1931 - Her parents divorce and Angelou is sent, with her brother Bailey, to live with their paternal grandmother, Annie Henderson, in Stamps, Arkansas.
1935 - Angelou and her brother move to St. Louis to live with their mother.
1936 - Is raped by her mother’s boyfriend, Mr. Freeman. After Angelou confides in her brother and testifies at Freeman’s trial, Freeman is found beaten to death, apparently at the hands of Angelou’s uncles. Angelou stops speaking in public for five years as a result of her guilt and belief that her words had caused Freeman’s murder. This is the basis for her first autobiography, “I Know Why the Caged Bird Sings.”
1942 - While a high school student, she studies drama and dance at the California Labor School, a college for adults. Drops out to become San Francisco’s first female African American cable car conductor.
1950s - Nightclub performer at the Purple Onion in San Francisco, Mr. Kelly’s in Chicago, and Blue Angel and Village Vanguard in New York.
1954-1955 - Tours Europe and Africa as Ruby in a State Department-sponsored production of “Porgy and Bess.” Also, teaches modern dance in Italy and Israel.
1957 - Her only recorded album, “Miss Calypso,” is released.
1960 - Writes, produces, directs and performs in the musical revue, “Cabaret for Freedom,” to raise money for the Southern Christian Leadership Conference (SCLC). Succeeds Bayard Rustin as the northern coordinator for the SCLC.
1961-1962 - Moves to Egypt, and becomes the associate editor of the Arab Observer.
1963-1966 - Lives in Ghana and works as an assistant administrator for the School of Music & Drama at the University of Ghana and as a feature editor for the African Review.
1970 - “I Know Why the Caged Bird Sings” is published. It is later broadcast on national television in 1979, with a script and musical score written by Angelou.

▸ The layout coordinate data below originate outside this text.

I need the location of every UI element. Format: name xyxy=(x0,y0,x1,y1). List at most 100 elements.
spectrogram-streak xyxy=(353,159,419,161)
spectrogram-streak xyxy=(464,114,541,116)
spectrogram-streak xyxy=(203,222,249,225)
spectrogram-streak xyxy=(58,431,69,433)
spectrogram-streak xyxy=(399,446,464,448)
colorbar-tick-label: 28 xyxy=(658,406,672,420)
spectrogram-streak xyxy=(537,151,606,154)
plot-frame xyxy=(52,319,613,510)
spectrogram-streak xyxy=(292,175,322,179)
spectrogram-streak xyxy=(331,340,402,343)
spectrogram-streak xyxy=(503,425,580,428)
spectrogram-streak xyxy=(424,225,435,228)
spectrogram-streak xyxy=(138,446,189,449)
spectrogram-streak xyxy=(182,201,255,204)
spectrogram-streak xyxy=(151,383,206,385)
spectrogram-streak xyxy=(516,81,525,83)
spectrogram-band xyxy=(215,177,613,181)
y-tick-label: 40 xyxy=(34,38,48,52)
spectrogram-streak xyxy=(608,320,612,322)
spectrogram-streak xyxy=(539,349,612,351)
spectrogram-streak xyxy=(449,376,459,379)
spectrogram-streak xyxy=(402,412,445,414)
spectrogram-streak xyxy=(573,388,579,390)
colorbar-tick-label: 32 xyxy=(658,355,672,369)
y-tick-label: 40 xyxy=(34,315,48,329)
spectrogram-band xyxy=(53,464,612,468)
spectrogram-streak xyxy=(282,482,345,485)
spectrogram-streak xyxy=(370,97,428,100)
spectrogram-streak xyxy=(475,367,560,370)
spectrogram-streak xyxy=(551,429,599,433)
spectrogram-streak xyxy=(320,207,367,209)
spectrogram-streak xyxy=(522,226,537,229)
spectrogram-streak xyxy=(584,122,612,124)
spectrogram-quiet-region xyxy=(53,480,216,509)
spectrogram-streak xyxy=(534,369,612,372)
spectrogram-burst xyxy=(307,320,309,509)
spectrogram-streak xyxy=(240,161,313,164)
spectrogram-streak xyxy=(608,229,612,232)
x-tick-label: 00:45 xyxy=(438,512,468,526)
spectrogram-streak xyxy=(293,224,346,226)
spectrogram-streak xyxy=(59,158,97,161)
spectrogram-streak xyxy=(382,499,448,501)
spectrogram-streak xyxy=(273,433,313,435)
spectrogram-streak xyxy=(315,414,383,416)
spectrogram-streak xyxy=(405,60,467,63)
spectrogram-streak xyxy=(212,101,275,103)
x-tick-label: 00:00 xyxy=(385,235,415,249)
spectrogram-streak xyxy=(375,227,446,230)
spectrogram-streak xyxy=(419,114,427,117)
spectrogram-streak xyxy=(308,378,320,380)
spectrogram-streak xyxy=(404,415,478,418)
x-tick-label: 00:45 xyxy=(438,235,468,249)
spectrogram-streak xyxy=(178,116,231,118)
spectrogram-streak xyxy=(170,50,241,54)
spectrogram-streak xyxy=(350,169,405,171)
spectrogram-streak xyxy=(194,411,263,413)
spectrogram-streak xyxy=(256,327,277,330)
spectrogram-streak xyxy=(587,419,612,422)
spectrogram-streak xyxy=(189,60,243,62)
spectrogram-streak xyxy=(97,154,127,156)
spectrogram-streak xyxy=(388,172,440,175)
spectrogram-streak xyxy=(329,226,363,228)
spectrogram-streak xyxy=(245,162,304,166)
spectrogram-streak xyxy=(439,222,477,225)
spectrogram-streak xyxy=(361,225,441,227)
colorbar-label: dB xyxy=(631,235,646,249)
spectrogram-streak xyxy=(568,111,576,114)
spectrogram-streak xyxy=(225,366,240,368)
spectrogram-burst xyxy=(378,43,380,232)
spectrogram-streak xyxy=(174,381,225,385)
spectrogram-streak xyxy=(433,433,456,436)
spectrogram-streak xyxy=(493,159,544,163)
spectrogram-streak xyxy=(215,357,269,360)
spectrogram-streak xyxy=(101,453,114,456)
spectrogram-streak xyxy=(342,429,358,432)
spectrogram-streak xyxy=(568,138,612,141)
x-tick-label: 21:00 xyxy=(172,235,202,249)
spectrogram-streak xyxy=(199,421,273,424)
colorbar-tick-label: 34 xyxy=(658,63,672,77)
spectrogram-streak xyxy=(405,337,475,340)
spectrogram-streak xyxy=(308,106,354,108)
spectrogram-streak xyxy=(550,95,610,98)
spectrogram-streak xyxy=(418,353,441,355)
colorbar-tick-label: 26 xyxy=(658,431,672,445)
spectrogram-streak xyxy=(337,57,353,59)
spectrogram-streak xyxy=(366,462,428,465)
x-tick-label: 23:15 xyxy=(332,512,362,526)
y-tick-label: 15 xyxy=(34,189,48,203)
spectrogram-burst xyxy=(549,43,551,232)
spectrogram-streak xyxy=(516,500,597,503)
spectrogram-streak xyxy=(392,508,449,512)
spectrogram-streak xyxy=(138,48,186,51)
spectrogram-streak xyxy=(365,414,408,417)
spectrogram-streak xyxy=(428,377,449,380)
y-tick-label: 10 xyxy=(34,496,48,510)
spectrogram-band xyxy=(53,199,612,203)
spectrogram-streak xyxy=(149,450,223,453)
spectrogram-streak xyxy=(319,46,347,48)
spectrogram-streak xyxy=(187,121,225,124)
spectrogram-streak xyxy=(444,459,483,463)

1972 - Nominated for a Pulitzer Prize for “Just Give Me a Cool Drink of Water ‘fore I Diiie.”
1972 - Becomes the first African American woman to have an original screenplay produced as a movie for “Georgia, Georgia.”
1975 - Appointed to the Bicentennial Commission by President Gerald Ford.
1975-1976 - Member of National Commission on the Observance of International Women’s Year.
1977 - Appears in the television mini-series “Roots.”
1981 - Appointed Reynolds Professor of American Studies at Wake Forest University.
January 20, 1993 - Recites her poem “On the Pulse of Morning” at the inauguration of President Bill Clinton, becoming the second poet to participate in a president’s inauguration after Robert Frost read at President John F. Kennedy’s 1961 ceremony.
February 1993 - Wins a Grammy for Best Spoken Word or Non-Musical Album for “On The Pulse Of Morning.”
March 1995 - Wins a Grammy for Best Spoken Word or Non-Musical Album for “Phenomenal Woman.”
October 16, 1995 - Recites the poem “From a Black Woman to a Black Man” at the Million Man March in Washington, DC.
1998 - Film directorial debut for “Down in the Delta.”
2000 - Receives the National Medal of Arts.
February 2002 - Wins a Grammy for Best Spoken Word Album for “A Song Flung Up To Heaven.”
2006-2010 - Hosts a weekly show for Oprah Radio on Sirius XM Radio.
January 21, 2008 - Is the keynote speaker for the Martin Luther King Jr. Day celebration at Virginia Tech.
February 15, 2011 - Awarded the Presidential Medal of Freedom by President Barack Obama.
August 30, 2011 - Angelou is critical of the new Martin Luther King Jr. memorial on the Mall in Washington, DC. She says the paraphrased quote about King being a drum major for peace, justice and righteousness makes him sound like an “arrogant twit.” Federal officials later announce that the controversial inscription will be removed.
2013 - Her eighth autobiographical book, “Mom & Me & Mom”, a tribute to her mother and grandmother, is published.
May 28, 2014 - Passes away at her home in North Carolina.
January 10, 2022 - The US Mint begins circulation of a new US quarter featuring Angelou, making the legendary poet and activist the first Black woman ever to appear on the coin.